После недолгого молчания Сталина приходится Поскребышеву вылезать из машины в грязь и идти к раненым для выяснения обстановки.
Шофер не глушит мотора. Дает задний ход, чтобы развернуться и быть готовым покинуть открытое место на шоссе. "Маневр надо обеспечить, Иосиф Виссарионович. — поясняет он. — Налетят, а ходу нет" .
Но, чувствуя неудовольствие пассажира, отказывается от своего намерения…

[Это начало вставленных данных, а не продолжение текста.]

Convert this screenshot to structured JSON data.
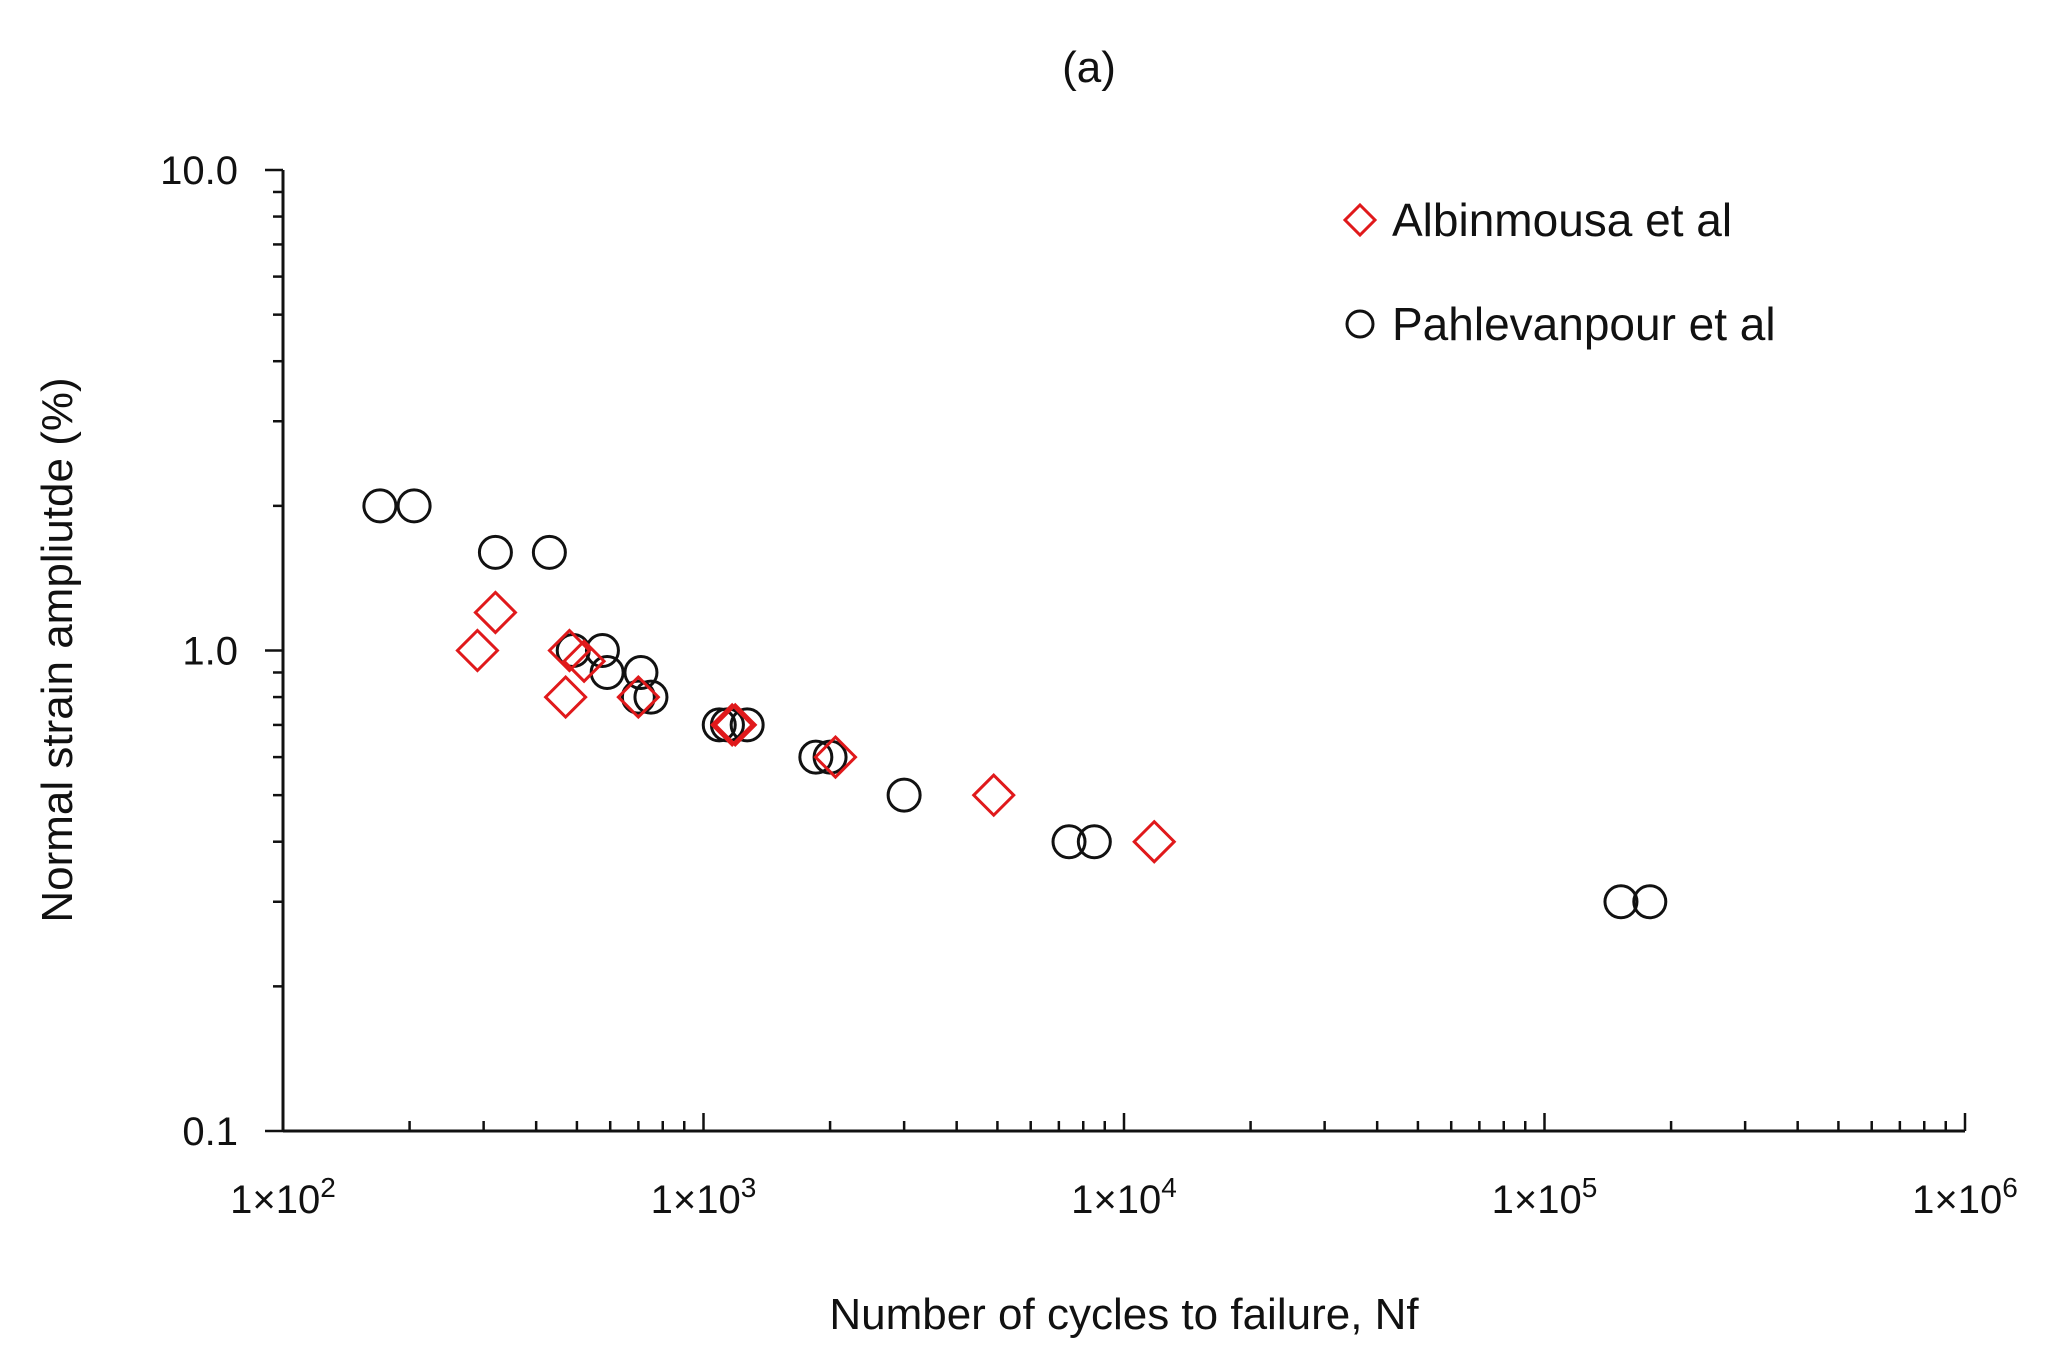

В канаве лед перемешан с глиной. Начищенные сапоги Поскребышева проваливаются в грязь. У передового возницы он спрашивает, кто командир. Не в силах разобраться в кубарях на петлицах начальства пожилой мужик объясняет, что "мы-то сами истринские, с племзавода. Нынче велено было запрягать и за реку гнать на подмогу армии. Там раненых навалили — и в Москву. Едва успели. Мы косогором, а немцы — ложбиной. Танков несметно. Хорошо, там болото, так они не сразу, а то бы не уйти нам — лошади не кованы, а ночью уже подморозило".
Поскребышев обрывает его: "Кончай панику разводить. Командир, тебе говорят, где?" — "Так нету командиров. Все солдаты, кажись".
Досадуя на свои запачканные сапоги и на мужицкую тупость, Поскребышев делает шаг к раненым в двуколке. Их двое. Они только что тут в телеге познакомились. Один — молодой скуластый парень с перебитой ногой. Пересиливая боль, он острыми дерзкими глазами следит за Поскребышевым. Бросает пристальные взгляды на "эмку". Он не подавлен ни своим ранением, ни ходом военных событий, ни близостью высокого начальства. Другой — с простреленной грудью, лежащий на соломе, силится подняться, чтобы, как положено по уставу, — по стойке смирно. Однако едва смог на локоть опереться.
— Кто старший?
— Кажись, старше вас тут никого нету, — мрачно ухмыляясь, отвечает молодой.
— Откуда? Какой части? Где противник? — совершенно бессмысленные вопросы задает Поскребышев.
В это время из обоза доносится, что там обнаружился какой-то старший. Сюда, мол, идите, товарищ командир.
Поскребышев уходит в хвост обоза.
Невдалеке тупо и гулко бьют орудия. Нарастает звук авиационного мотора. Все поднимают головы. Из-за леса выскакивает "мессер" и уносится куда-то вдаль.